A fix is to pass sum a list comprehension. If n is too big a StopIteration exception gets raised before sum ever sees this list.

def running_sum(s, n):
    lo, hi = itertools.tee(s)
    rs = sum([hi.next() for _ in range(n)])
    while True:
        yield rs
        rs += hi.next() - lo.next()

As a final tweak, we can make lo and hi iterator.next functions rather than iterators, which saves a few attribute access calls.

def running_sum(s, n):
    '''Generate the series of running sums of n elements of s.
    
    >>> list(running_sum([1, 2, 3, 4], 2))
    [3, 5, 7]
    >>> rs = running_sum(itertools.count(), 3)
    >>> rs.next(), rs.next(), rs.next()
    (3, 6, 9)
    >>> list(running_sum([1, 2], 3))
    []
    '''
    lo, hi = [i.next for i in itertools.tee(s)]
    rs = sum([hi() for _ in range(n)])
    while True:
        yield rs
        rs += hi() - lo()


Thanks to doubtingthomas for pointing out an off-by-one error in the original version of this article.

[1] In a recent post on his blog, Jake clears up some misconceptions about Haskell. In doing so he analyses the difference between lazy and strict types with clarity and insight. Recommended reading!

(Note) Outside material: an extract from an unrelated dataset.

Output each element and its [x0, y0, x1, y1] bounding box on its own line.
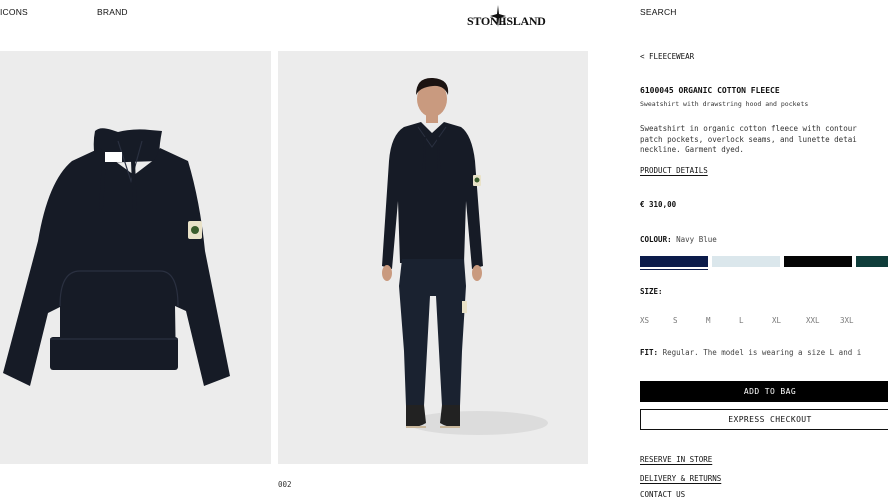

This parallel indicates pretty clearly that recursively operating on each element of a stream is an infinite loop. Stream is a control structure. It doesn’t exist to persist data across many parts of a program. It exists to feed data into a function one element at a time. In contrast, a Vector exists to persist an intermediate or final result of some 3-dimensional computation. In short, Stream is for controlling computation, and Vector is for storing data. This generalizes to lazy and strict types, respectively.

[2] There may be situations where we really want each running sum to be generated directly from n consecutive elements of the source stream: for example, if we are dealing with a series of floating point numbers, then addition is not exact and we must take care to avoid accumulated errors.